The health benefits of choosing whole foods like fruits, vegetables and whole grains over processed foods are nearly endless. One of the primary benefits of these nutrient-rich foods is that they can reduce inflammation in the body.
Exercise can cause acute or short-term inflammation, which is normal. A proper diet helps keep this inflammation under control. What is most concerning is the potential for chronic inflammation as a result of poor diet, stress and/or improper or overtraining in those who exercise vigorously. This combination puts you at higher risk for injury and illness.
Reducing inflammation in your body can help you train more consistently, recover faster from injuries, perform at your highest level and ultimately prevent chronic disease. Let’s take a closer look at how food combats inflammation.
Carbohydrates, protein and fat are your sources of energy (carbs), the building blocks of cells (protein) and the means to absorb vitamins (fat). Both vitamins and minerals play a crucial role in muscle contraction, blood flow, tissue repair and healing. Some are more important than others.

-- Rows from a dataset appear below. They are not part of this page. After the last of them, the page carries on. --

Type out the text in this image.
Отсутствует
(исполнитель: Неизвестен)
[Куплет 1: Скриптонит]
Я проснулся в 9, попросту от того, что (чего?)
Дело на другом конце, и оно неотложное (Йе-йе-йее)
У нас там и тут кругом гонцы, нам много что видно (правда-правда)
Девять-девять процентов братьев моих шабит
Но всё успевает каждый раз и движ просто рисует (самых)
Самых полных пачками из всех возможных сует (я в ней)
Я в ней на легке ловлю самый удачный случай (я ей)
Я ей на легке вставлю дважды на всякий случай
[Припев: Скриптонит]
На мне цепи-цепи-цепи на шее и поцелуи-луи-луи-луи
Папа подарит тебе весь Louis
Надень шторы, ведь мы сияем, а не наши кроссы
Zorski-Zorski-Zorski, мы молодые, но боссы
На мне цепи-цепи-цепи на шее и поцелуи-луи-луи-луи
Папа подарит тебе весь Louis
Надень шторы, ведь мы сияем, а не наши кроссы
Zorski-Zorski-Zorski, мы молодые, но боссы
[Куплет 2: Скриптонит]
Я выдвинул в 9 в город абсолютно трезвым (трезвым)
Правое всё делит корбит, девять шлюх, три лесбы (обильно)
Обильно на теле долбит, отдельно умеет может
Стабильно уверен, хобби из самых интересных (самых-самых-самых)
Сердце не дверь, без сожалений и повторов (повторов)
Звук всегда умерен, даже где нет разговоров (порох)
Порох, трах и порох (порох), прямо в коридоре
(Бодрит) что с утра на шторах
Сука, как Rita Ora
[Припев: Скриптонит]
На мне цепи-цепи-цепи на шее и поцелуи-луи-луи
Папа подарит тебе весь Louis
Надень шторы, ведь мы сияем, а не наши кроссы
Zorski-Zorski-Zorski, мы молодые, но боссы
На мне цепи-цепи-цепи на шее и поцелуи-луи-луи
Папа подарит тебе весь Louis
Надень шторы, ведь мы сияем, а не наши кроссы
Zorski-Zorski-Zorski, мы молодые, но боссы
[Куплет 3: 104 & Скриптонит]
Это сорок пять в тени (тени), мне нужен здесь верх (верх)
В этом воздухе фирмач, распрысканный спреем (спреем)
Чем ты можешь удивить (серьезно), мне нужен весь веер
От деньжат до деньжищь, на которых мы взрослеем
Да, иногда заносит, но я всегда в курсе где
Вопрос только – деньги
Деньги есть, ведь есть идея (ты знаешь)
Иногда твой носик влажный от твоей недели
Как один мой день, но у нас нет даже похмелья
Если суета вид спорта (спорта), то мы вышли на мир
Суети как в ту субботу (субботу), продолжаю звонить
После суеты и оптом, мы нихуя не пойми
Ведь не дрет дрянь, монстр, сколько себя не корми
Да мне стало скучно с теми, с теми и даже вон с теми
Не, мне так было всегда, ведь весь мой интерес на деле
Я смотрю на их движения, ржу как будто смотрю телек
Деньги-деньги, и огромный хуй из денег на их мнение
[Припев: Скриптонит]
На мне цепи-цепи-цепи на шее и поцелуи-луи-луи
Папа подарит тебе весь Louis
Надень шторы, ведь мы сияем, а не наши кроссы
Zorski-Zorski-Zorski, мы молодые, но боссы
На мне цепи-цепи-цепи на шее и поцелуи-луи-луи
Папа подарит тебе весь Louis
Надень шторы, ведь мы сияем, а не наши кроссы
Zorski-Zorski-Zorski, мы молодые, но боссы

8 Diet Tips To Fight Inflammation:
1. Whole-grain Starches, Fruits, and Veggies
Nutrient-dense and not stripped of vital vitamins and minerals that help you maintain good health. A variety of whole grains and colorful fruits and veggies ensure you get all the nutrition you need.
2. Limit Refined Starches
White starches and added sugars (white or brown) provide unhealthy energy and very few nutrients – if any. Refined sugars and starches promote inflammatory symptoms like elevated blood sugar levels and weight gain.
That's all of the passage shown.